Is Chuck Palahniuk one of America’s most underrated or overrated novelists? The answer to the question probably revolves around your attitude towards the shocking, because he is without doubt a novelist with the power to churn the stomach (although the reported faintings at readings of his short story ‘Guts’ seems exaggerated to me).
Speaking to Three Monkeys a couple of years ago, Palahniuk said:
“I always want to keep the story moving. This means a constant flow of plot points, occurring in short scenes. Over the length of a novel, this forces the plot beyond any moderate crisis. What might be the dramatic peak of another book will just be the first-act peak in my books. If I have a bold, upsetting idea, I’ll use it as soon as possible. Otherwise, I find my flow of ideas stops. No matter how appalling the scene, you can always top it eventually.
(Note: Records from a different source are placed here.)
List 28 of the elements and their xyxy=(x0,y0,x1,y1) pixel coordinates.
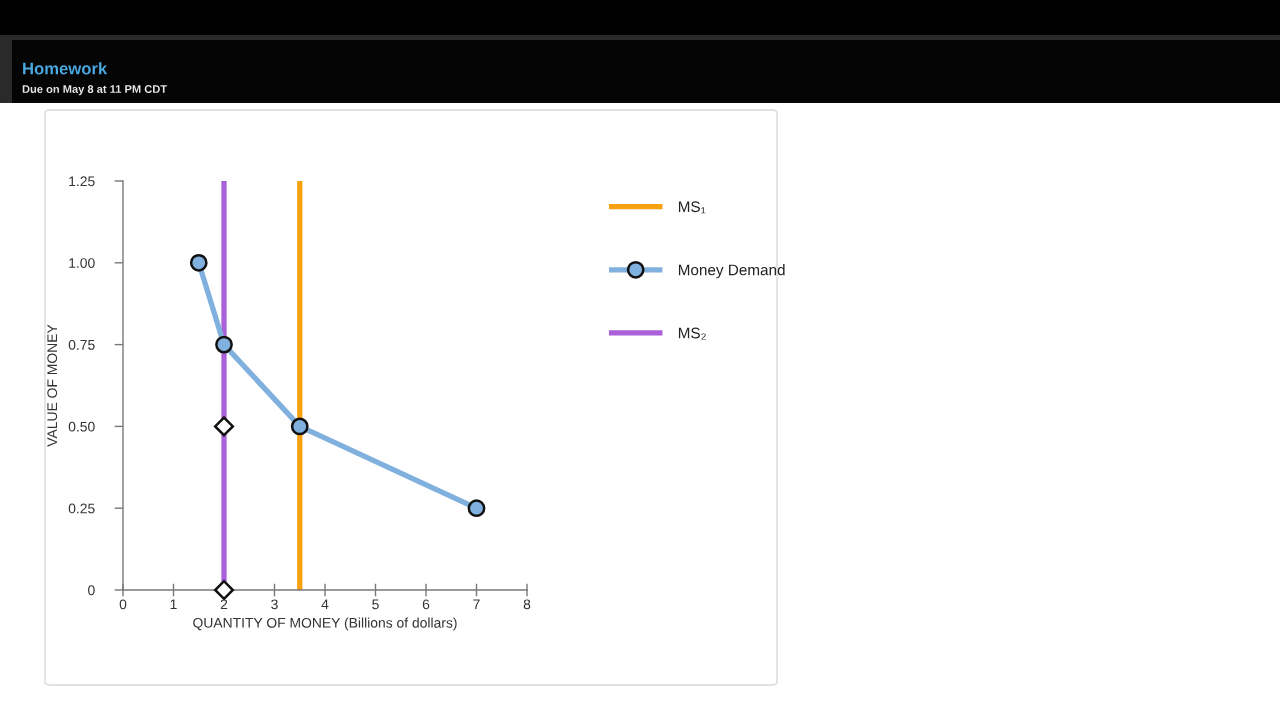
x-tick-label: 4 xyxy=(321,599,329,610)
chart-title: Homework xyxy=(23,62,108,75)
y-tick-label: 0 xyxy=(88,585,95,596)
y-tick-label: 0.50 xyxy=(68,421,95,432)
x-tick-label: 8 xyxy=(523,599,531,610)
point xyxy=(290,417,309,436)
x-tick-label: 2 xyxy=(220,599,228,610)
point xyxy=(213,416,235,437)
legend-label: Money Demand xyxy=(678,264,785,279)
x-tick-label: 7 xyxy=(473,599,480,610)
point xyxy=(467,499,486,518)
x-tick-label: 1 xyxy=(170,599,177,610)
y-axis-title: VALUE OF MONEY xyxy=(47,324,58,447)
x-tick-label: 5 xyxy=(372,599,379,610)
x-tick-label: 0 xyxy=(119,599,127,610)
point xyxy=(189,253,208,272)
point xyxy=(213,579,235,601)
y-tick-label: 1.00 xyxy=(69,258,95,268)
y-tick-label: 1.25 xyxy=(69,176,95,187)
chart-subtitle: Due on May 8 at 11 PM CDT xyxy=(22,85,167,96)
x-tick-label: 3 xyxy=(271,599,278,610)
legend-label: MS₁ xyxy=(678,201,706,214)
x-tick-label: 6 xyxy=(422,599,430,610)
legend-label: MS₂ xyxy=(678,327,706,340)
y-tick-label: 0.75 xyxy=(68,339,95,350)
point xyxy=(215,335,233,354)
y-tick-label: 0.25 xyxy=(68,503,95,514)
x-axis-title: QUANTITY OF MONEY (Billions of dollars) xyxy=(193,617,457,631)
Plus, books have such a tiny share of the public attention. No one reads. With all these strikes against books, I think their advantage is the ability to address topics and depict scenes that no other medium can. If writers don’t go to these extremes, no one will”
Pushing the extremes in his latest novel, Snuff, means a plot revolving around an Annabel Chong style serial fornication movie.
Speaking recently to Italian film director/journalist/ and professor at New York University’s Tisch School of the Arts, Antonio Monda[1], Palahniuk talks about his influences, which include Jack London and Ray Bradbury, but also the perhaps surprising F. Scott Fitzgerald:
“I hope it’s not a surprise if I include The Great Gatsby. The narrative structure, with its triangle of two men and a woman enormously influenced Fight Club”.